Tuesday October 4th, we left early heading north to the Flinders Range to see the natural amphitheater at Wilpena Pound. Our plan was to travel one of the early Outback Tracks (dirt road) through the Flinder’s Range, on to Eyre Lake then to Coober Pedy. It has been unseasonably wet this year which has allowed Eyre Lake to fill for the first time in 36 years and Peter thought the bird viewing would be good.
The area had large sheep stations in the mid 1800’s but declined due to over grazing and repeated droughts as well as floods. It is said that Australia was built on the back of sheep. We stopped at the ruins of the large Kanyaka station which had well over 200,000 head of sheep. These early pastoralist leased the land and the banks determined and maximized the sheep production without understanding the effects of overgrazing and how fragile the land was. Eventually this era ended but the land is still recovering.
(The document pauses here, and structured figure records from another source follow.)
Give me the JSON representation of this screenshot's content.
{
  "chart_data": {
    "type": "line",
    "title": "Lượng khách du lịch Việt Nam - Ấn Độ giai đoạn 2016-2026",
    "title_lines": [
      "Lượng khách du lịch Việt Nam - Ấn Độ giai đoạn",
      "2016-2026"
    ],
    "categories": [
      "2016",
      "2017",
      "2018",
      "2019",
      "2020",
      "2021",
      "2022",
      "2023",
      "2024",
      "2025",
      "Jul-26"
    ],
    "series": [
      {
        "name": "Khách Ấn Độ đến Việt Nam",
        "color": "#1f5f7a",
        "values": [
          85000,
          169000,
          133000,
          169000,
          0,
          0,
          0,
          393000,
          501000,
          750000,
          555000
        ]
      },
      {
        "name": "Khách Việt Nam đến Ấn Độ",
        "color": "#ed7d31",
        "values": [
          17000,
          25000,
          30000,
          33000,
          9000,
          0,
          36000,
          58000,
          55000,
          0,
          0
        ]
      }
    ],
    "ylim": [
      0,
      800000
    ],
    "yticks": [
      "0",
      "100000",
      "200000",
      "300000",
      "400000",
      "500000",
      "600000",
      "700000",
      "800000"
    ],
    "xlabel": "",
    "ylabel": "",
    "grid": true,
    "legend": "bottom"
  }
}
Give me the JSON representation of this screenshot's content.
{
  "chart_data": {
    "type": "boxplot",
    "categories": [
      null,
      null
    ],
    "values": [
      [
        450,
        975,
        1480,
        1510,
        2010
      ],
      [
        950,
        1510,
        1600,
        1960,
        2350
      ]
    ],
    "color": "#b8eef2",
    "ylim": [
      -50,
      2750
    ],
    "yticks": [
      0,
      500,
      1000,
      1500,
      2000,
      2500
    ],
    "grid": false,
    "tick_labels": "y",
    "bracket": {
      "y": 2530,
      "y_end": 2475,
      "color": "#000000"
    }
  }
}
Rain was misting or lightly falling all day as we headed north. We pulled over at Rawnsley Park, a sheep station turned dude ranch. It was a short drive off the main road on a dirt track. It really started to rain that night, dropping 2 cm of rain (not much by our standards). The next morning we learned the road north of Flinder’s Range Park was not a “bitriment” surface (asphalt) and would be closed. They warned us that if you get stuck it’s a $1000 fine per wheel to get pulled out. They pleaded their case saying that there wasn’t enough money to repair the dirt tracks of the deep ruts that happen when people drive on them wet and the roads become treacherous. After driving the short dirt track back out to the main bitriment road, we were believers. Our four wheel drive slid around as if we were on sheet ice and easily sunk in 2+ inches as we drove. We were grateful to be back on pavement and lost all illusions that the dirt tracks “weren’t really all that bad as they say”. We decided to visit the park and then make a tactical retreat to Port Augusta to continue to Cooper Pedy on the Stuart Highway.
We enjoyed our walk to the amphitheater though with the low clouds little was visible of the massive rock landscaping.
The amphitheater was used as a large sheep station for a short time till Mother Nature had her way with drought followed by flood.
Another legacy of early land use, the park is currently trying to contend with the large populations of feral goats, rabbits and foxes through extermination. 100,000 goats so far and still more to go.
We enjoyed the smaller things not obscured by the clouds like the dramatic gum trees, emus and kangaroos.